San Francisco Federal Reserve President John Williams on Tuesday downplayed a recent soft patch in the economy and said the Fed could raise its benchmark interest rate at any meeting.
"Every (policymaking) meeting is on the table," Williams said in a speech at the New York Association for Business Economics.
He added that rates should be hoisted gradually, and sooner rather than later.
"I see a safer course in a gradual increase, and that calls for starting a bit earlier," Williams said.
Many economists expect the central bank to raise the Fed funds rate in September, though some say that could be pushed back if inflation doesn't show some signs of picking up.
Williams' remarks are noteworthy because he generally is considered a "dovish" member of the Fed's policymaking committee, or more concerned about promoting growth than in heading off inflation.
He acknowledged that inflation remains well below the Fed's 2% annual target.
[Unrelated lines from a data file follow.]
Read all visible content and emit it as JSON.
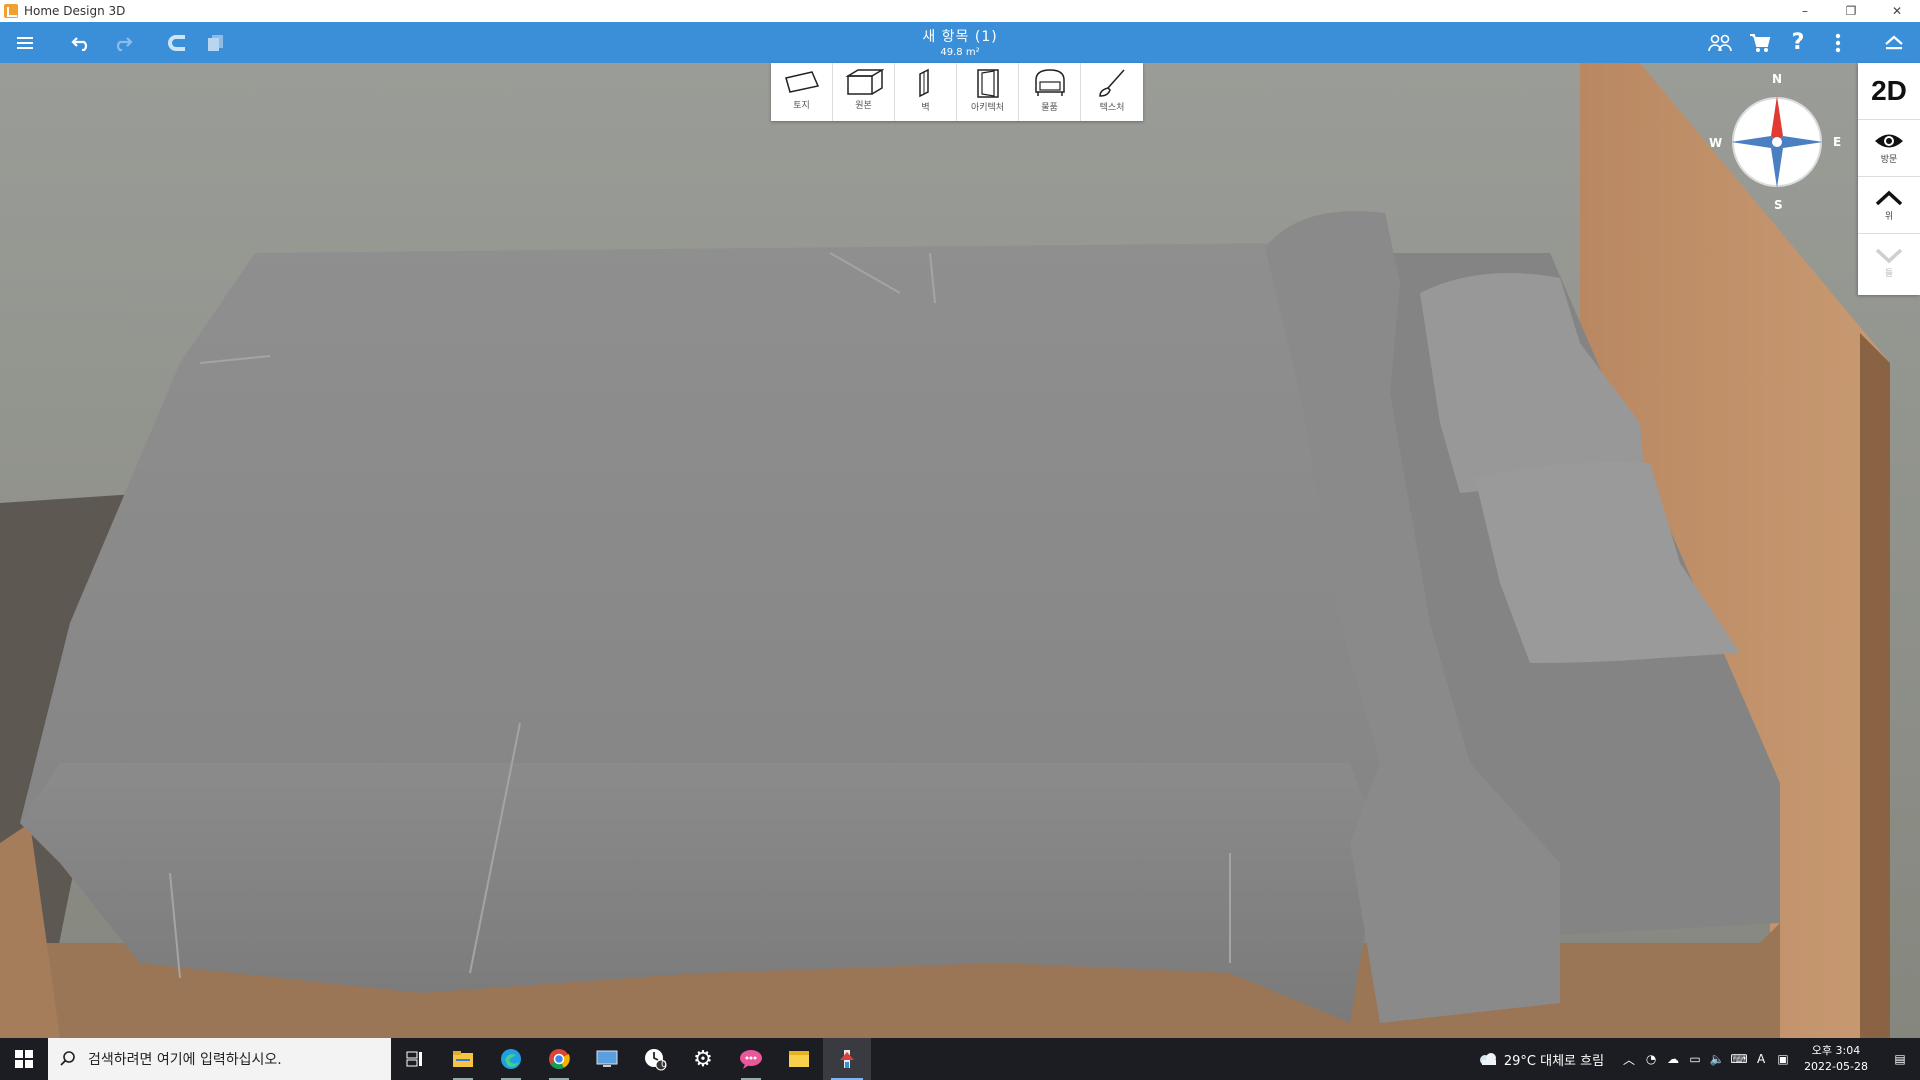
{
  "window": {
    "title": "Home Design 3D",
    "controls": [
      "–",
      "❐",
      "✕"
    ]
  },
  "toolbar": {
    "project_name": "새 항목 (1)",
    "project_area": "49.8 m²"
  },
  "palette": {
    "tools": [
      {
        "label": "토지",
        "icon": "floor-shape-icon"
      },
      {
        "label": "원본",
        "icon": "room-box-icon"
      },
      {
        "label": "벽",
        "icon": "wall-icon"
      },
      {
        "label": "아키텍처",
        "icon": "door-icon"
      },
      {
        "label": "물품",
        "icon": "armchair-icon"
      },
      {
        "label": "텍스처",
        "icon": "paintbrush-icon"
      }
    ]
  },
  "compass": {
    "n": "N",
    "s": "S",
    "e": "E",
    "w": "W"
  },
  "right_panel": {
    "mode_2d": "2D",
    "visit_label": "방문",
    "up_label": "위",
    "down_label": "들"
  },
  "taskbar": {
    "search_placeholder": "검색하려면 여기에 입력하십시오.",
    "weather": "29°C  대체로 흐림",
    "time": "오후 3:04",
    "date": "2022-05-28",
    "lang": "A",
    "badge_count": "0"
  },
  "colors": {
    "toolbar_blue": "#3a8fd8",
    "taskbar": "#1c1d22",
    "wall": "#8f918c",
    "bedding": "#8e8e8e",
    "wood": "#b98963"
  }
}
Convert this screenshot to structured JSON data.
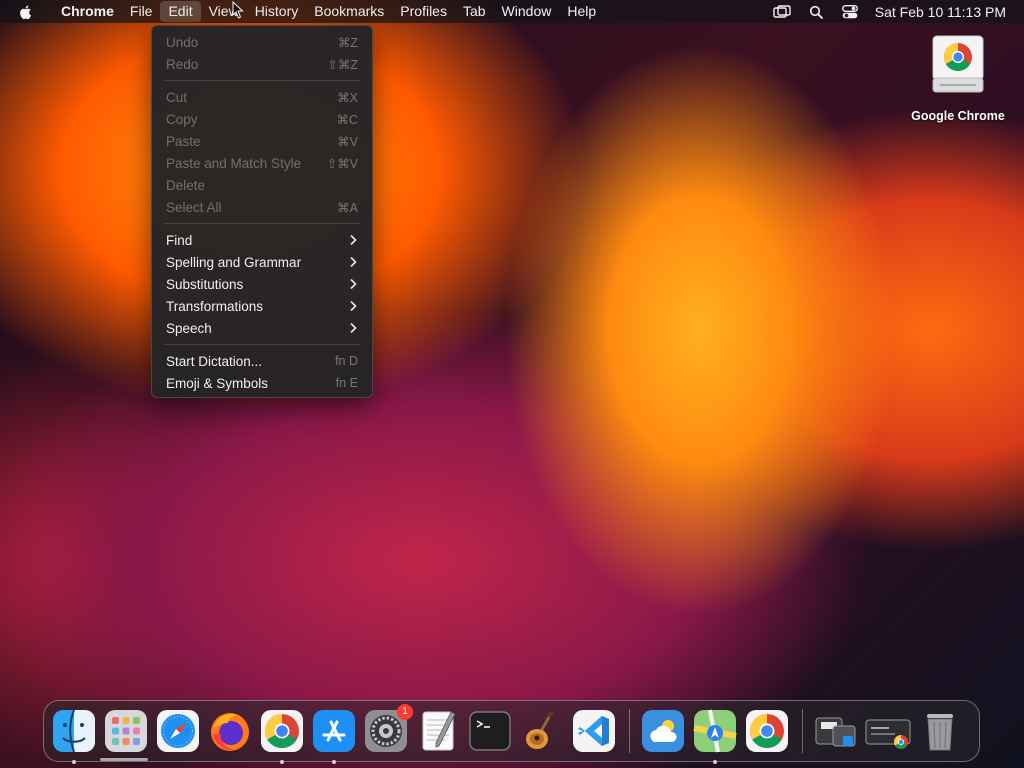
{
  "menubar": {
    "app_name": "Chrome",
    "menus": [
      "File",
      "Edit",
      "View",
      "History",
      "Bookmarks",
      "Profiles",
      "Tab",
      "Window",
      "Help"
    ],
    "active_menu": "Edit",
    "clock": "Sat Feb 10  11:13 PM"
  },
  "edit_menu": {
    "group1": [
      {
        "label": "Undo",
        "shortcut": "⌘Z"
      },
      {
        "label": "Redo",
        "shortcut": "⇧⌘Z"
      }
    ],
    "group2": [
      {
        "label": "Cut",
        "shortcut": "⌘X"
      },
      {
        "label": "Copy",
        "shortcut": "⌘C"
      },
      {
        "label": "Paste",
        "shortcut": "⌘V"
      },
      {
        "label": "Paste and Match Style",
        "shortcut": "⇧⌘V"
      },
      {
        "label": "Delete",
        "shortcut": ""
      },
      {
        "label": "Select All",
        "shortcut": "⌘A"
      }
    ],
    "group3": [
      {
        "label": "Find"
      },
      {
        "label": "Spelling and Grammar"
      },
      {
        "label": "Substitutions"
      },
      {
        "label": "Transformations"
      },
      {
        "label": "Speech"
      }
    ],
    "group4": [
      {
        "label": "Start Dictation...",
        "shortcut": "fn D"
      },
      {
        "label": "Emoji & Symbols",
        "shortcut": "fn E"
      }
    ]
  },
  "desktop_icon": {
    "label": "Google Chrome",
    "icon": "chrome-installer-disk-icon"
  },
  "dock": {
    "apps": [
      {
        "name": "Finder",
        "icon": "finder-icon",
        "running": true
      },
      {
        "name": "Launchpad",
        "icon": "launchpad-icon",
        "running": false
      },
      {
        "name": "Safari",
        "icon": "safari-icon",
        "running": false
      },
      {
        "name": "Firefox",
        "icon": "firefox-icon",
        "running": false
      },
      {
        "name": "Google Chrome",
        "icon": "chrome-icon",
        "running": true
      },
      {
        "name": "App Store",
        "icon": "app-store-icon",
        "running": true
      },
      {
        "name": "System Settings",
        "icon": "settings-icon",
        "running": false,
        "badge": "1"
      },
      {
        "name": "TextEdit",
        "icon": "textedit-icon",
        "running": false
      },
      {
        "name": "Terminal",
        "icon": "terminal-icon",
        "running": false
      },
      {
        "name": "GarageBand",
        "icon": "garageband-icon",
        "running": false
      },
      {
        "name": "Visual Studio Code",
        "icon": "vscode-icon",
        "running": false
      }
    ],
    "recent_apps": [
      {
        "name": "Weather",
        "icon": "weather-icon",
        "running": false
      },
      {
        "name": "Maps",
        "icon": "maps-icon",
        "running": true
      },
      {
        "name": "Google Chrome",
        "icon": "chrome-icon",
        "running": false
      }
    ],
    "stacks": [
      {
        "name": "Applications",
        "icon": "folder-stack-icon"
      },
      {
        "name": "Downloads",
        "icon": "downloads-stack-icon"
      },
      {
        "name": "Trash",
        "icon": "trash-icon"
      }
    ]
  },
  "colors": {
    "menu_bg": "#242426",
    "menu_text": "#f0f0f0",
    "disabled_text": "#707072",
    "badge": "#ff3b30"
  }
}
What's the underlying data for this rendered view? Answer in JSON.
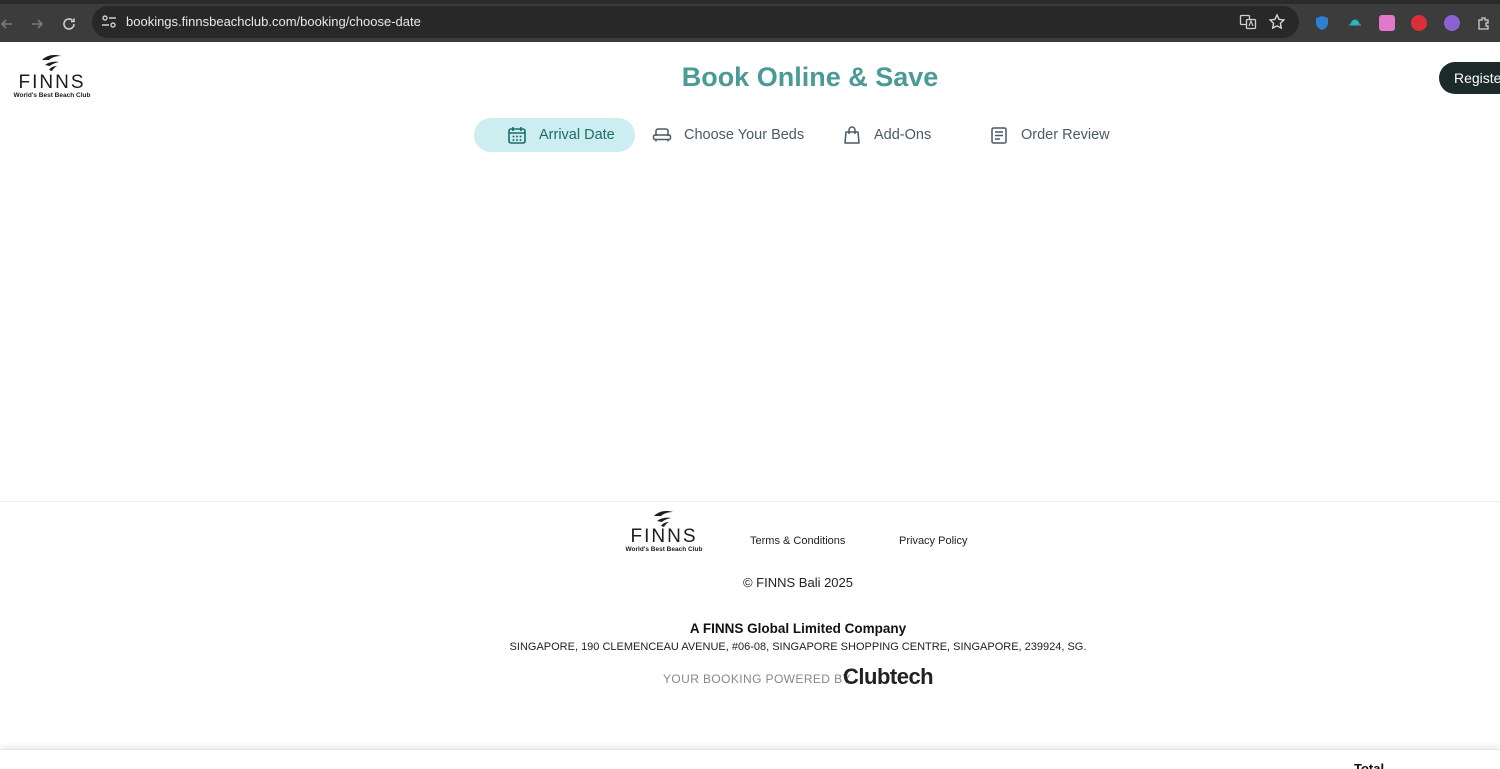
{
  "browser": {
    "url": "bookings.finnsbeachclub.com/booking/choose-date",
    "icons": [
      "back-icon",
      "forward-icon",
      "reload-icon",
      "site-info-icon",
      "translate-icon",
      "star-icon",
      "extension-icon"
    ]
  },
  "header": {
    "logo_word": "FINNS",
    "logo_tagline": "World's Best Beach Club",
    "title": "Book Online & Save",
    "register_label": "Registe"
  },
  "steps": [
    {
      "label": "Arrival Date",
      "icon": "calendar-icon",
      "active": true
    },
    {
      "label": "Choose Your Beds",
      "icon": "sunbed-icon",
      "active": false
    },
    {
      "label": "Add-Ons",
      "icon": "bag-icon",
      "active": false
    },
    {
      "label": "Order Review",
      "icon": "receipt-icon",
      "active": false
    }
  ],
  "footer": {
    "logo_word": "FINNS",
    "logo_tagline": "World's Best Beach Club",
    "terms": "Terms & Conditions",
    "privacy": "Privacy Policy",
    "copyright": "© FINNS Bali 2025",
    "company": "A FINNS Global Limited Company",
    "address": "SINGAPORE, 190 CLEMENCEAU AVENUE, #06-08, SINGAPORE SHOPPING CENTRE, SINGAPORE, 239924, SG.",
    "powered_by": "YOUR BOOKING POWERED BY",
    "powered_brand": "Clubtech"
  },
  "summary_bar": {
    "total_label": "Total"
  },
  "colors": {
    "accent": "#4a9a97",
    "active_step_bg": "#cdeef0",
    "register_bg": "#1c2a2a"
  }
}
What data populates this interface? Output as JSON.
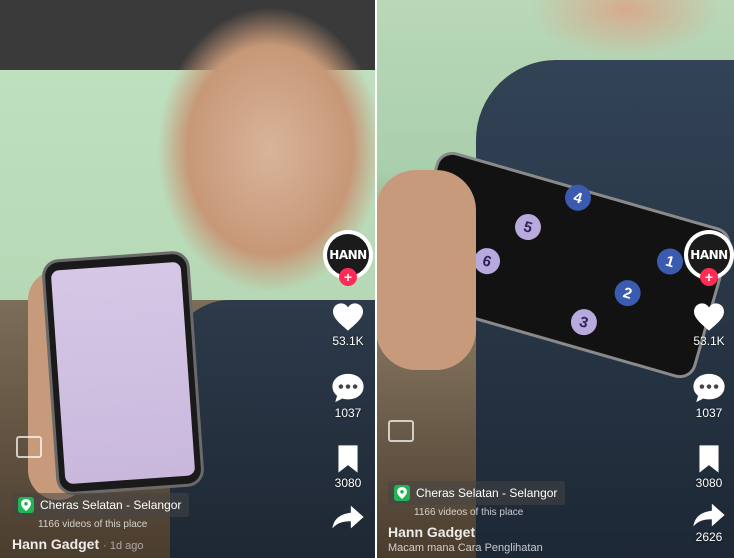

But he largely blamed low oil prices and a strong dollar that's pushing down the costs of imports. Both, he said, are temporary factors.
Williams said the Fed should not wait until annual inflation reaches 2% before raising its benchmark interest rate for the first time since 2006.
"It usually takes a year or two for policy to have its full effect, so decisions need to remain with that in mind," he said. "It's like driving a car: You take your foot off the gas when approaching an intersection. The data convince me that inflation will move back toward our target as the economy strengthens and reclosing on full employment."
Economists estimate that the economy contracted by about 0.6% in the first quarter, because of wintry weather, the lingering effects of a labor slowdown West Coast ports, a strong dollar and cutbacks in oil-related investment.
Williams, however, said the poor showing repeats a pattern of weak first-quarter growth and will likely yield a strong bounce-back in coming months.
"My bottom line on the economy is: The fundamentals are sound," he said. "The underlying momentum in job growth remains solid. I expect wage growth to continue to rise and consumer confidence to continue to pick up steam."